TOBB: "Ekimde kurulan şirket sayısı yüzde 5,5 arttı" TOBB: "Ekimde kurulan şirket sayısı yüzde 5,5 arttı"

Dünya Türk İş Konseyi 10. Kurultayı'nda konuşan Hazine ve Maliye Bakanı Mehmet Şimşek, "Maalesef dünyada da pandemi sonrası çok yüksek enflasyonist bir dönem söz konusu ama tabii Türkiye'deki enflasyon çok daha yüksek seviyelerde. Enflasyonun yüksek olduğu yerlerde iş yapmak kolay değil. öngörülebilirlikten, sürdürülebilir büyümeden bahsetmek zorlaşıyor. Türkiye'yi tekrar yüksek, sürdürülebilir, dengeli bir büyüme patikasına sokmak için enflasyonla mücadelede biz kararlıyız. Daha önce başardık, tekrar başaracağız." dedi. Bakan Şimşek enflasyonla ilgili de, "Enflasyonun özellikle 2024'ün ikinci yarısından sonra çok ciddi bir şekilde aşağı yönlü, kalıcı bir trende girmesini bekliyoruz." ifadelerine yer verdi. 

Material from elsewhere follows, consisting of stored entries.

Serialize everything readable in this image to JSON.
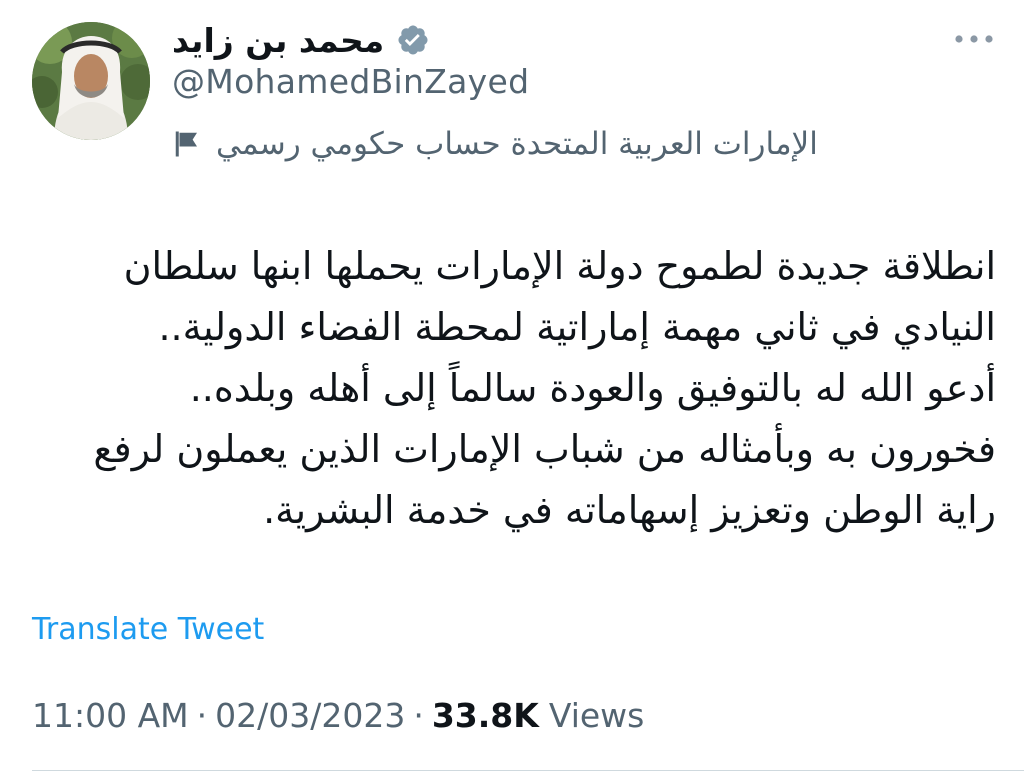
{
  "author": {
    "display_name": "محمد بن زايد",
    "handle": "@MohamedBinZayed",
    "verified_icon": "verified-badge-icon",
    "avatar_icon": "profile-photo",
    "label_icon": "flag-icon",
    "label_text": "الإمارات العربية المتحدة حساب حكومي رسمي"
  },
  "more_icon": "more-options-icon",
  "tweet": {
    "lines": [
      "انطلاقة جديدة لطموح دولة الإمارات يحملها ابنها سلطان",
      "النيادي في ثاني مهمة إماراتية لمحطة الفضاء الدولية..",
      "أدعو الله له بالتوفيق والعودة سالماً إلى أهله وبلده..",
      "فخورون به وبأمثاله من شباب الإمارات الذين يعملون لرفع",
      "راية الوطن وتعزيز إسهاماته في خدمة البشرية."
    ]
  },
  "translate_label": "Translate Tweet",
  "meta": {
    "time": "11:00 AM",
    "separator": "·",
    "date": "02/03/2023",
    "views_count": "33.8K",
    "views_label": "Views"
  },
  "colors": {
    "text_primary": "#0f1419",
    "text_secondary": "#536471",
    "link": "#1d9bf0",
    "verified": "#829aab"
  }
}
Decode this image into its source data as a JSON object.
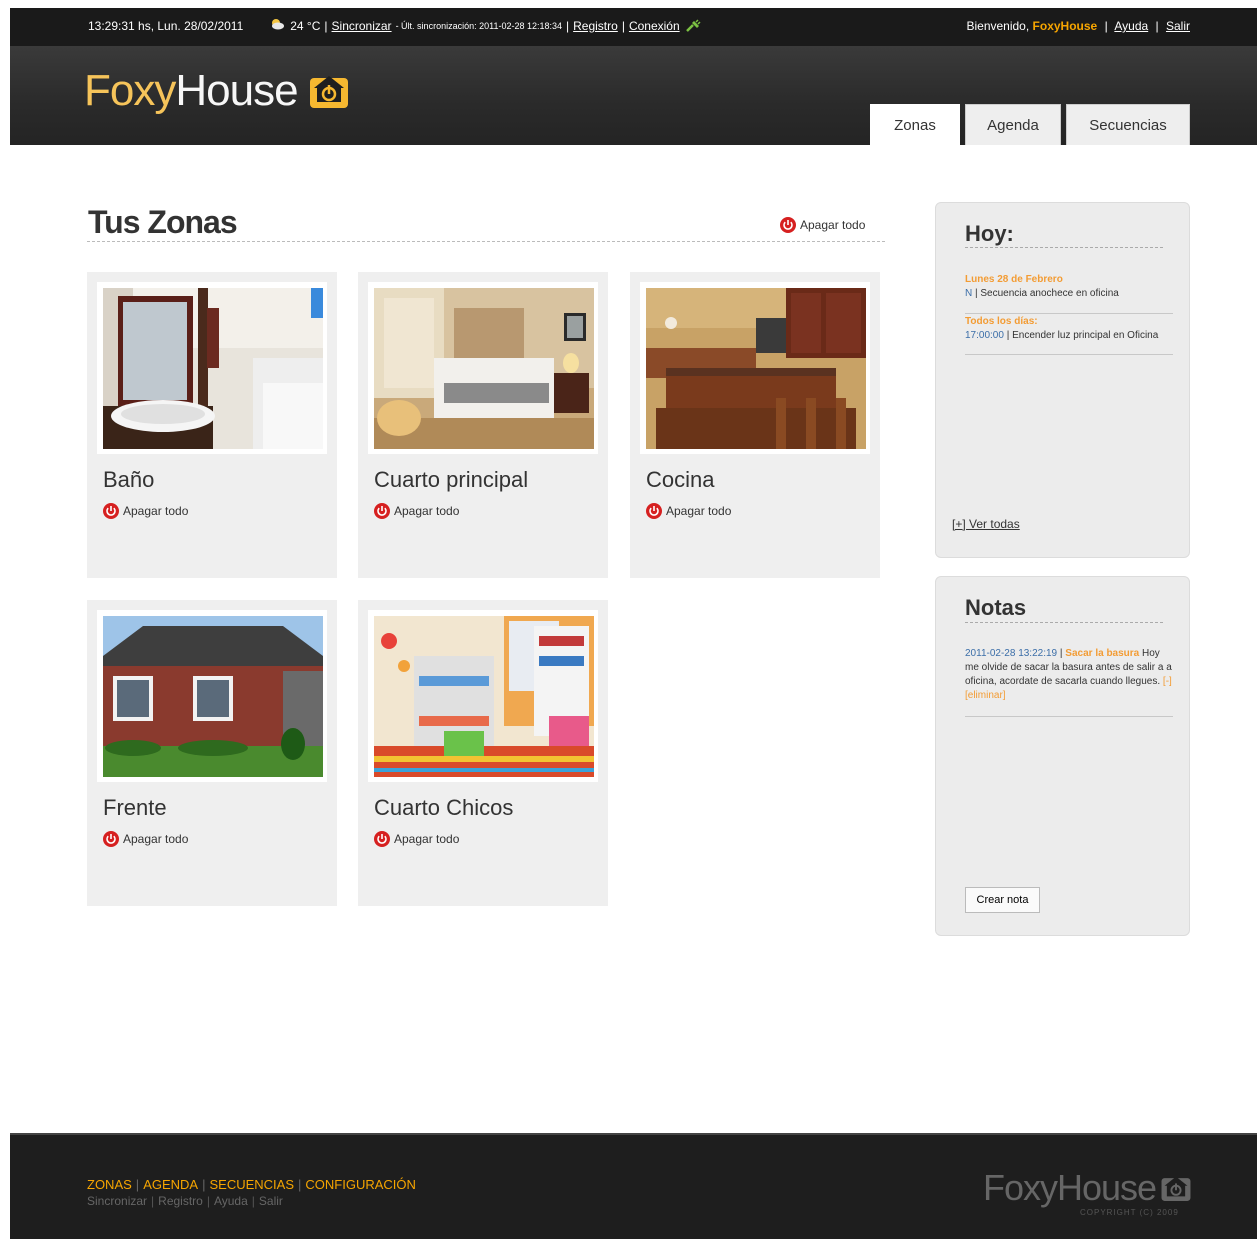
{
  "topbar": {
    "datetime": "13:29:31 hs, Lun. 28/02/2011",
    "temperature": "24 °C",
    "sync_link": "Sincronizar",
    "last_sync": "- Últ. sincronización: 2011-02-28 12:18:34",
    "register_link": "Registro",
    "connection_link": "Conexión",
    "welcome": "Bienvenido,",
    "username": "FoxyHouse",
    "help_link": "Ayuda",
    "logout_link": "Salir",
    "weather_icon": "sun-cloud-icon",
    "connection_icon": "plug-icon"
  },
  "header": {
    "logo_foxy": "Foxy",
    "logo_house": "House",
    "tabs": [
      "Zonas",
      "Agenda",
      "Secuencias"
    ],
    "active_tab": "Zonas"
  },
  "zones": {
    "title": "Tus Zonas",
    "turn_off_all": "Apagar todo",
    "items": [
      {
        "name": "Baño",
        "action": "Apagar todo"
      },
      {
        "name": "Cuarto principal",
        "action": "Apagar todo"
      },
      {
        "name": "Cocina",
        "action": "Apagar todo"
      },
      {
        "name": "Frente",
        "action": "Apagar todo"
      },
      {
        "name": "Cuarto Chicos",
        "action": "Apagar todo"
      }
    ]
  },
  "today": {
    "title": "Hoy:",
    "entries": [
      {
        "date": "Lunes 28 de Febrero",
        "prefix": "N",
        "text": "| Secuencia anochece en oficina"
      },
      {
        "date": "Todos los días:",
        "prefix": "17:00:00",
        "text": "| Encender luz principal en Oficina"
      }
    ],
    "see_all": "[+] Ver todas"
  },
  "notes": {
    "title": "Notas",
    "items": [
      {
        "timestamp": "2011-02-28 13:22:19",
        "separator": "|",
        "title": "Sacar la basura",
        "body": "Hoy me olvide de sacar la basura antes de salir a a oficina, acordate de sacarla cuando llegues.",
        "delete": "[-] [eliminar]"
      }
    ],
    "create_button": "Crear nota"
  },
  "footer": {
    "primary_nav": [
      "ZONAS",
      "AGENDA",
      "SECUENCIAS",
      "CONFIGURACIÓN"
    ],
    "secondary_nav": [
      "Sincronizar",
      "Registro",
      "Ayuda",
      "Salir"
    ],
    "logo": "FoxyHouse",
    "copyright": "COPYRIGHT (C) 2009"
  },
  "colors": {
    "accent": "#f6a500",
    "topbar_bg": "#1a1a1a",
    "header_bg": "#2e2e2e",
    "card_bg": "#efefef",
    "power_icon": "#d62020"
  }
}
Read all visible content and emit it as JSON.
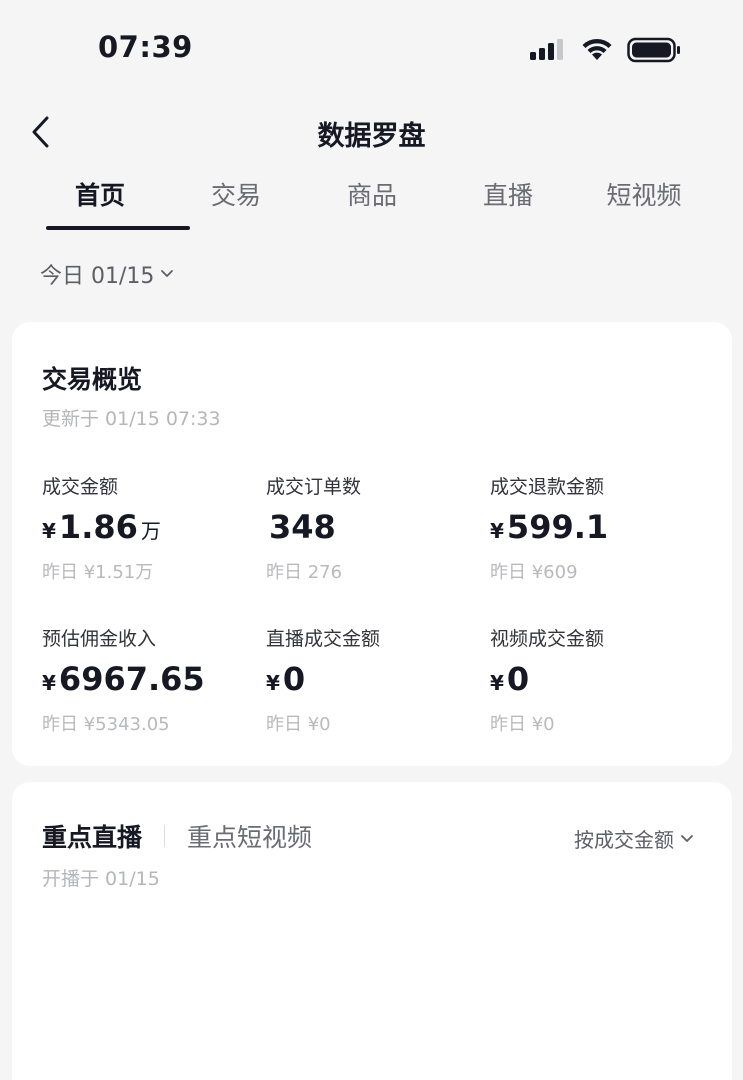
{
  "status_bar": {
    "time": "07:39"
  },
  "nav": {
    "title": "数据罗盘"
  },
  "tabs": [
    {
      "label": "首页",
      "active": true
    },
    {
      "label": "交易",
      "active": false
    },
    {
      "label": "商品",
      "active": false
    },
    {
      "label": "直播",
      "active": false
    },
    {
      "label": "短视频",
      "active": false
    }
  ],
  "date_selector": {
    "label": "今日 01/15"
  },
  "trade_overview": {
    "title": "交易概览",
    "updated": "更新于 01/15 07:33",
    "metrics": [
      {
        "label": "成交金额",
        "currency": "¥",
        "value": "1.86",
        "unit": "万",
        "yesterday": "昨日 ¥1.51万"
      },
      {
        "label": "成交订单数",
        "currency": "",
        "value": "348",
        "unit": "",
        "yesterday": "昨日 276"
      },
      {
        "label": "成交退款金额",
        "currency": "¥",
        "value": "599.1",
        "unit": "",
        "yesterday": "昨日 ¥609"
      },
      {
        "label": "预估佣金收入",
        "currency": "¥",
        "value": "6967.65",
        "unit": "",
        "yesterday": "昨日 ¥5343.05"
      },
      {
        "label": "直播成交金额",
        "currency": "¥",
        "value": "0",
        "unit": "",
        "yesterday": "昨日 ¥0"
      },
      {
        "label": "视频成交金额",
        "currency": "¥",
        "value": "0",
        "unit": "",
        "yesterday": "昨日 ¥0"
      }
    ]
  },
  "focus": {
    "tab_live": "重点直播",
    "tab_video": "重点短视频",
    "sort_label": "按成交金额",
    "started": "开播于 01/15"
  },
  "colors": {
    "text": "#161823",
    "muted": "#b5b6ba",
    "background": "#f5f5f6"
  }
}
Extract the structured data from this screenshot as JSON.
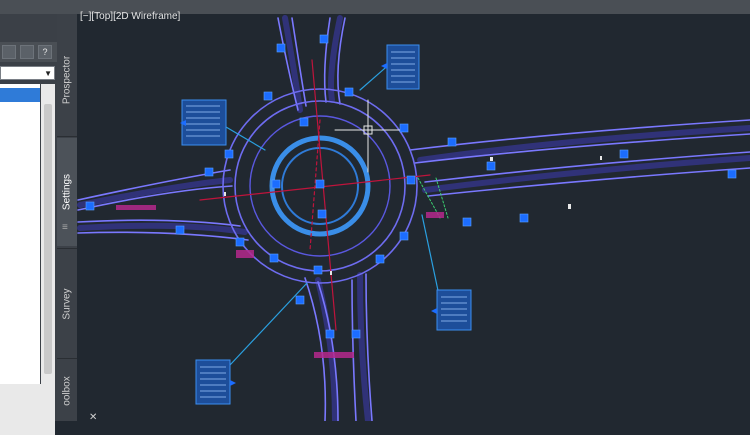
{
  "viewport": {
    "label": "[−][Top][2D Wireframe]"
  },
  "toolbar": {
    "help_label": "?"
  },
  "palette": {
    "tabs": [
      "Prospector",
      "Settings",
      "Survey",
      "oolbox"
    ],
    "active_tab": "Settings"
  },
  "colors": {
    "background": "#212830",
    "road": "#6e6cf0",
    "grip": "#1c6dff",
    "axis_red": "#c0143c",
    "label_magenta": "#b4288c",
    "leader": "#2aa0e0"
  }
}
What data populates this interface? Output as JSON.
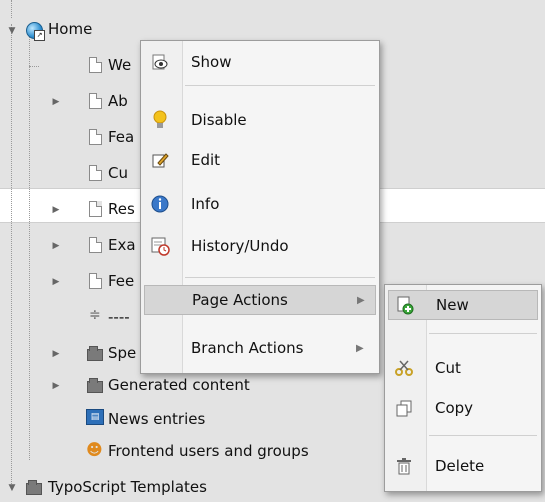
{
  "tree": {
    "rows": [
      {
        "label": "Home",
        "icon": "globe-icon"
      },
      {
        "label": "We",
        "icon": "page-icon"
      },
      {
        "label": "Ab",
        "icon": "page-icon"
      },
      {
        "label": "Fea",
        "icon": "page-icon"
      },
      {
        "label": "Cu",
        "icon": "page-icon"
      },
      {
        "label": "Res",
        "icon": "page-icon"
      },
      {
        "label": "Exa",
        "icon": "page-icon"
      },
      {
        "label": "Fee",
        "icon": "page-icon"
      },
      {
        "label": "----",
        "icon": "separator-icon"
      },
      {
        "label": "Spe",
        "icon": "folder-icon"
      },
      {
        "label": "Generated content",
        "icon": "folder-icon"
      },
      {
        "label": "News entries",
        "icon": "news-icon"
      },
      {
        "label": "Frontend users and groups",
        "icon": "users-icon"
      },
      {
        "label": "TypoScript Templates",
        "icon": "folder-icon"
      }
    ]
  },
  "context_menu": {
    "items": [
      {
        "label": "Show",
        "icon": "eye-icon"
      },
      {
        "label": "Disable",
        "icon": "lightbulb-icon"
      },
      {
        "label": "Edit",
        "icon": "pencil-icon"
      },
      {
        "label": "Info",
        "icon": "info-icon"
      },
      {
        "label": "History/Undo",
        "icon": "history-icon"
      },
      {
        "label": "Page Actions",
        "icon": ""
      },
      {
        "label": "Branch Actions",
        "icon": ""
      }
    ]
  },
  "submenu": {
    "items": [
      {
        "label": "New",
        "icon": "new-page-icon"
      },
      {
        "label": "Cut",
        "icon": "scissors-icon"
      },
      {
        "label": "Copy",
        "icon": "copy-icon"
      },
      {
        "label": "Delete",
        "icon": "trash-icon"
      }
    ]
  }
}
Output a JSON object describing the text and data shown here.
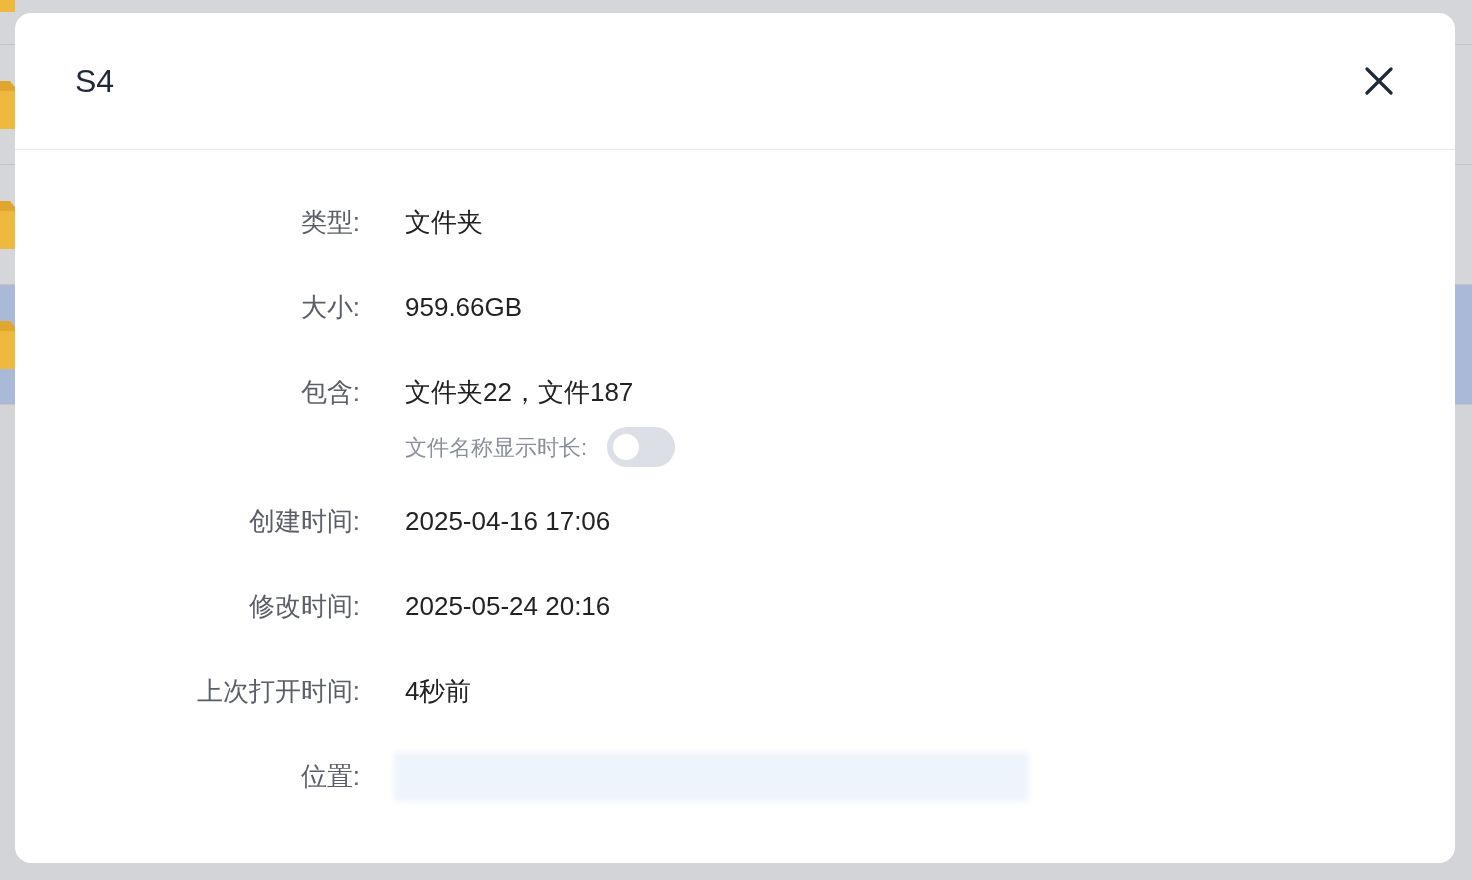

Dış Ekonomik İlişkiler Kurulu (DEİK) çatısı altında faaliyet gösteren Dünya Türk İş Konseyi (DTİK), Cumhurbaşkanlığı himayelerinde Türk ve Türkiye dostu diaspora temsilcilerini İstanbul'da bir araya getirdi. Haliç Kongre Merkezi'nde gerçekleşen Dünya Türk İş Konseyi 10. Kurultayı'na Hazine ve Maliye Bakanı Mehmet Şimşek'te katıldı. Bakan Şimşek programda katılımcılara konuşma yaptı. 

“ÖNCE BİR MAKRO FİNANSAL İSTİKRARI TESİS ETME DURUMUNDAYIZ”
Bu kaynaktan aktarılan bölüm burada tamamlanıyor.